In contrast to absorption costing system, the material usage variances account has at least one significant advantage: it counts real material expenditures (and absorption costing system douse not it). Indeed it is very important for manufactures as IDP, where row materials expenditures (the materials costs, quantity of materials etc) take a big part of total cost. Absorption costing system of IDP takes stock of production overheads for products in total kilograms produced. But in such case it does not take stock of the defective goods, waste or the other such materials expenditures. For example, 1 kilogram of vermillon (needed for production of red paint) costs 50 $. To make 100 units of paint the 50 kilograms of vermillon should have been used, or 2500 $ (by calculation in absorption costing system). But really for 100 units of paint the 53 kilograms of vermillon were used. 3 kilograms over = 150 $. So, from every 100 of units usage variance in $ is 150$, which were not calculated before production. That is why the costs of work-in-progress (WIP) never agree with the book balance. Evidently, stock loss £15,000 for last period in IDP (in the guidelines) - that is total material usage variance, which have been not calculated with absorption costing system.

Also absorption costing system of IDP makes errors in prices of products. Every month material price variance, fixed overhead volume variance and fixed overhead expenditures variance are calculated. The results of these calculations determine the prices (all these costs are included in the price of an every unit). But again – the expenditure of real materials usage are not calculated and not included in price. For manufactures as IDP the increasing of production may not influence significantly on overhead costs; the row materials price is not depended directly from production scale; but with increasing of production the material usage variance would be more appreciable. So, for IDP the calculation of material usage variances is more appropriate account system than absorption costing system. For manufacture, where material usage is very significant expenditures, calculation of material usage variances helps to calculate all significant expenditures.      

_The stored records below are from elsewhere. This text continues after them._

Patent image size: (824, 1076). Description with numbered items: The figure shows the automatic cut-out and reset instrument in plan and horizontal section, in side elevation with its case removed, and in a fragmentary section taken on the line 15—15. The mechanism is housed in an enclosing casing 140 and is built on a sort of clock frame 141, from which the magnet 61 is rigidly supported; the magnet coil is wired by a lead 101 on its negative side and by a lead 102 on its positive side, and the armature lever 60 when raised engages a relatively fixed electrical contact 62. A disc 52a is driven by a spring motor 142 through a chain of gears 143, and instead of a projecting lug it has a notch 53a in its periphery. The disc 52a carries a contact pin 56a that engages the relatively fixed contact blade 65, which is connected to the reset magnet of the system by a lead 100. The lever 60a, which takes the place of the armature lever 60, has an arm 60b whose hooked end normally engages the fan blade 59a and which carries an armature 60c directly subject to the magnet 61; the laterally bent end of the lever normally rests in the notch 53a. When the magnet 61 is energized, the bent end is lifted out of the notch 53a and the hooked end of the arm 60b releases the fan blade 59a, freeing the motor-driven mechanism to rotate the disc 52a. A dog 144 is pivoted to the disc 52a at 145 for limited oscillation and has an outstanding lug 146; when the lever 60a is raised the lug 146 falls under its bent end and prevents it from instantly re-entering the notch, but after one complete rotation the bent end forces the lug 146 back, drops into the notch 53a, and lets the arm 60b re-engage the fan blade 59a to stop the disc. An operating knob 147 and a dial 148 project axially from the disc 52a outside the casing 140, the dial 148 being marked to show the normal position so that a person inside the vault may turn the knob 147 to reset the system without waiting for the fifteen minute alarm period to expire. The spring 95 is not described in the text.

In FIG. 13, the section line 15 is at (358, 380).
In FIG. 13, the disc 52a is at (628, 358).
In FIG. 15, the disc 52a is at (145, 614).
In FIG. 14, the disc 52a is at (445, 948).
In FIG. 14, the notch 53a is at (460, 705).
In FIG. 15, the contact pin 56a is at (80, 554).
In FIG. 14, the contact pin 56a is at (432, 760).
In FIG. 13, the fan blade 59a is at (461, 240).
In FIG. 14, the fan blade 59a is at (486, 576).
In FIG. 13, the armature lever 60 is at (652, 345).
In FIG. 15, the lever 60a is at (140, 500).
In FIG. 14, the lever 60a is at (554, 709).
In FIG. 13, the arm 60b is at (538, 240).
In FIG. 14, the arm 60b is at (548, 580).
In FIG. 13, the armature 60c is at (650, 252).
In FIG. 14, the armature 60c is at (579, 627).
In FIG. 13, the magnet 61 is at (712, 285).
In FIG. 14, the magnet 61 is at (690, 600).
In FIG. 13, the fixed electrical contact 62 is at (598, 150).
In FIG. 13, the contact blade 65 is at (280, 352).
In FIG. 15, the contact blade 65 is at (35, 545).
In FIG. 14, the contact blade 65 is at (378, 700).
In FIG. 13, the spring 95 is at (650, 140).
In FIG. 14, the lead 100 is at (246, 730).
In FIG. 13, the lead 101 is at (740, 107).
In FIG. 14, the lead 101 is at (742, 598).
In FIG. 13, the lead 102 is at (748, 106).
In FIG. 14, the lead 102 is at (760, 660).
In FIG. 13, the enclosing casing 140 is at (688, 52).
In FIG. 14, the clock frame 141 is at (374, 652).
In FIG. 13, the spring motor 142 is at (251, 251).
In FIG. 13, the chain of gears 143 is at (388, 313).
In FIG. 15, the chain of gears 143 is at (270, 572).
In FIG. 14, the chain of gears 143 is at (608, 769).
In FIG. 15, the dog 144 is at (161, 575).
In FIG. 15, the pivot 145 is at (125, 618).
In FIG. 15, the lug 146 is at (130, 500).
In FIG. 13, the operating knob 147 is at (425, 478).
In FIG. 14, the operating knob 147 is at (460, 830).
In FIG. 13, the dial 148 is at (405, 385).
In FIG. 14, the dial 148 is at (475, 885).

Production overheads are specific expenditures – they do not correlate directly with the manufacture’s output. Absorption costing system includes all costs for one unit production in the price for this unit (or almost all costs as it was mentioned above). So, in absorption costing system the unit price are determinate by expenditures for this unit production. But it is impossible to correlate all production overheads (which are not related directly to the output) with production of every kilogram of IDP products. The production overheads may not change with increasing or decreasing of output. It is so-called economy of scale (when production increases). For example, we need the same place, same number of workers, same machines to produce 100 kilogram of paint and to produce 1000 kilogram of paints. The workers’ salary would be direct costs, and it may be calculated in the unit price. But the donations for workers (if the work is harmful) would be the production overhead, and the donations amount would be the same for 100 kilograms and for 1000 kilograms of products. In the same time the production overheads may increases when production does not. Therefore, the calculation of production overheads by the use of absorption costing system may be not appropriate at such manufactures as IDP where output is calculated in kilograms.